Self-driving cars are here. And although these so-called autonomous vehicles (AVs) are expected to reduce the overall number of auto accidents significantly, some accidents are still statistically inevitable. This raises an important question for AV industry stakeholders: when human beings aren’t in the driver’s seat, what accident-compensation mechanisms should come into play?
Earlier this month, the Travelers Institute, a unit of the major auto insurer, issued a white paper on insurance for AVs, “Insuring Autonomy: How auto insurance can adapt to changing risks.” Though some have called AVs an existential threat to the auto insurance industry, the Travelers study sees opportunities. Among its recommendations: that the existing auto insurance infrastructure should be extended to AVs; that AV auto insurance should be mandatory; and that mandatory policy limits should be increased to account for more expensive technology in AVs. The Travelers study weighs auto insurance against the product liability regime as alternative accident compensation schemes and concludes that auto insurance is the preferred first-instance solution.
One of the advantages of the auto insurance regime that Travelers cites is that consumers are already familiar with the existing auto insurance infrastructure, including the basics of purchasing insurance for their cars and filing claims. Travelers also asserts that the auto insurance system generally works well as designed, to compensate victims for bodily injury and property damage in a relatively efficient manner while avoiding unnecessary litigation that the courts are ill-equipped to handle. It further points out that continuing to rely on a conventional auto insurance model will “help to ensure consistency during the long period in which AVs and driver-operated vehicles share the road.”
Tort liability, the report contends, is not well-structured to serve as a primary compensation solution. A product-liability-only compensation regime for auto accidents would force consumers into complex and lengthy litigation even for fender benders. For this reason, a product-liability-only compensation regime would be too costly in most instances for victims, the report concludes, and would likely result in under-compensation.
So if the Travelers study’s prediction is correct, we can expect to see traditional auto insurance products adapt to AVs and the corresponding legal and regulatory infrastructures adjust as well. But absent a legislative or regulatory sea change, the tort liability mechanism for allocating the costs of accidents is unlikely to disappear. Product liability litigation—both for vehicle manufacturers and for their component makers—still seems very much a live risk, even in the bright future of AVs, whether for insurers’ subrogation claims or for accident victims’ uninsured or underinsured losses.
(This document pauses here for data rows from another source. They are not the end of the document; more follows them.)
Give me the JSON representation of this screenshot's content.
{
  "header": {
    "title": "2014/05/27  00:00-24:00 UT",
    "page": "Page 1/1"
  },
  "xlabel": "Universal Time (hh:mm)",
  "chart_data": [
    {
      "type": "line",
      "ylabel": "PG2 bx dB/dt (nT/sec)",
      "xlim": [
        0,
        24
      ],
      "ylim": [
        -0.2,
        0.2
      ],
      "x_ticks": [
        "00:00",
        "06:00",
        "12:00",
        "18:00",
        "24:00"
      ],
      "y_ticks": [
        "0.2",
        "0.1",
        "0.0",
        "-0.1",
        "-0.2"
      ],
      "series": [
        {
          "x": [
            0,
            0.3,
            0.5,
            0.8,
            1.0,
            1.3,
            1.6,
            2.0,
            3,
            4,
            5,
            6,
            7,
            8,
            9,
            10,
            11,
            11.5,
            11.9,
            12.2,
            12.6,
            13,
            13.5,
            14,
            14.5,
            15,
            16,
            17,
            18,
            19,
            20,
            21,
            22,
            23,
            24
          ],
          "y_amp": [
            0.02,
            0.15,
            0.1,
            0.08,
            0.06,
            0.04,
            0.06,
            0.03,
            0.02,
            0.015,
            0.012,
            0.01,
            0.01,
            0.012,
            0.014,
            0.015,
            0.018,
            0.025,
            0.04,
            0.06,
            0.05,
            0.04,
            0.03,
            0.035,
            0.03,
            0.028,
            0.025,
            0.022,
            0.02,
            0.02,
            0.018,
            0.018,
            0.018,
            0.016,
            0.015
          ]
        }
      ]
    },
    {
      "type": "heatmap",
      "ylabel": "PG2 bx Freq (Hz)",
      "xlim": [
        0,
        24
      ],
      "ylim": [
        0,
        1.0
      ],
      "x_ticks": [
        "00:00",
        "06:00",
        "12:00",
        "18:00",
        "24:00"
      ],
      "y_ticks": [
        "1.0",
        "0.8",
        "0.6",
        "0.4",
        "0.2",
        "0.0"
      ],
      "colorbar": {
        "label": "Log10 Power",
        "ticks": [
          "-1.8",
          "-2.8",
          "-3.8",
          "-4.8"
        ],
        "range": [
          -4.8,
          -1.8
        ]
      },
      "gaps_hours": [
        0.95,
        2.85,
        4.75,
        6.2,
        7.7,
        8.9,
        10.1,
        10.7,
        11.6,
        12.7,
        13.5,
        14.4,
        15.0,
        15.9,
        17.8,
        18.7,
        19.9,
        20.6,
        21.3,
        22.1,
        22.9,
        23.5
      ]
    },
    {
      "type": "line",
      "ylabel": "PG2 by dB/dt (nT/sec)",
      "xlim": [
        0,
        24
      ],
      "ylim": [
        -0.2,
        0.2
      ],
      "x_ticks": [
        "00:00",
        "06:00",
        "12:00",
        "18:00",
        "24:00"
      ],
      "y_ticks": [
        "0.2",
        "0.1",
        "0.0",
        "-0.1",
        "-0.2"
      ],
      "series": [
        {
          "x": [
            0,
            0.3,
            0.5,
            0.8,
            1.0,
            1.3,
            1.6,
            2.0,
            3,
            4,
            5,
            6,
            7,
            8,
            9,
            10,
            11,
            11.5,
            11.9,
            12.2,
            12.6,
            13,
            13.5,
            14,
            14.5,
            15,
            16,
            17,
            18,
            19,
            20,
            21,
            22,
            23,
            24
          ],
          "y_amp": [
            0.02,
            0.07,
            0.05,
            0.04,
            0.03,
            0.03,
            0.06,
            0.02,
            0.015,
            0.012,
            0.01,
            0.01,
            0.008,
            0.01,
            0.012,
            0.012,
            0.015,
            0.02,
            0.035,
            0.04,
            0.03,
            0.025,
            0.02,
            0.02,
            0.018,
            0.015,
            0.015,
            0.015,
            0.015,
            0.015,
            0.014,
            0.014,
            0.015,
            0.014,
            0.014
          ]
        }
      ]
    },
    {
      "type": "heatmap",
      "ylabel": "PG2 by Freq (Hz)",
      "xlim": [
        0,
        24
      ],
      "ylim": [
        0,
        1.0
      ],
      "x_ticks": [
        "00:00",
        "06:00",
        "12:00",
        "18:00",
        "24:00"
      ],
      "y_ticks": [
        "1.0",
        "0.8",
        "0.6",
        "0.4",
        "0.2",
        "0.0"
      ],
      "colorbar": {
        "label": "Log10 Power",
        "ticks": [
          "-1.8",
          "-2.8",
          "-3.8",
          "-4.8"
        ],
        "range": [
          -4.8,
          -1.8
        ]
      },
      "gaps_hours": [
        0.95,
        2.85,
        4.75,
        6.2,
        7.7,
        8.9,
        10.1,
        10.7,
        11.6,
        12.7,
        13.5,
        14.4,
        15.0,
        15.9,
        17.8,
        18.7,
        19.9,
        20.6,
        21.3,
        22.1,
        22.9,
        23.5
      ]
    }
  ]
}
Another recent study, “Strict Product Liability and the Internet of Things,” published by the Center for Democracy & Technology, focuses on how the tort system, and specifically strict product liability, would apply to the designers, manufacturers, and retailers of Internet of Things (IoT) products, including AVs. The paper addresses the challenges of figuring out fault and liability for harms caused by IoT products. One of its conclusions is that because of the complex supply chains for the design, manufacture, assembly, delivery, and sale of IoT products, answering the question “who is liable?” can be more difficult than for many non-digital products. The paper predicts that it may be relatively easier to identify whom the law should deem to be at fault and to allocate liability for IoT products in sectors where the Original Equipment Manufacturer (OEM)/Value-Added Reseller (VAR) model is well-established, such as in the automotive industry.
But this does not mean that managing risk for AVs will be any simpler than for products of the past. For IoT- and AV-related accidents, litigation seeking reallocation of loss through tort liability—whether lawsuits brought by creative plaintiffs’ lawyers seeking primary reallocation, or subrogation claims brought by auto insurers seeking secondary reallocation—must be expected. And the costs of that litigation can be expected to be high. As the CDT report observes, in the past it has sometimes taken many decades for the law to adapt to new technologies, both because it takes time for the costs and harms of the emerging technologies to become evident and for the causal links between particular technologies and resulting harms to be established. Establishing responsibility for AV-related accidents in particular cases can be expected to require highly sophisticated investigations into the roles played by specific components in the vehicle and by the algorithms buried within them. At least in the near term, therefore, we can expect AV-related product litigation to entail disputes over both the applicable legal rules and the nitty-gritty details of individual accidents.
Ensuring protection from liability insurance for that costly AV-related product liability litigation, in turn, may also require expert insurance coverage analysis, both at the underwriting stage and at the claim stage—particularly under current standard insurance offerings, which were not drafted with an eye to artificially intelligent products. Also requiring close scrutiny are the indemnity and insurance procurement clauses in vendor contracts that are designed to transfer or distribute product liability risks among various supply chain participants. Both insurance coverage and the risk-related provisions in vendor contracts are essential pieces in the enterprise risk management puzzle for IoT and AV industry stakeholders, and both warrant careful attention.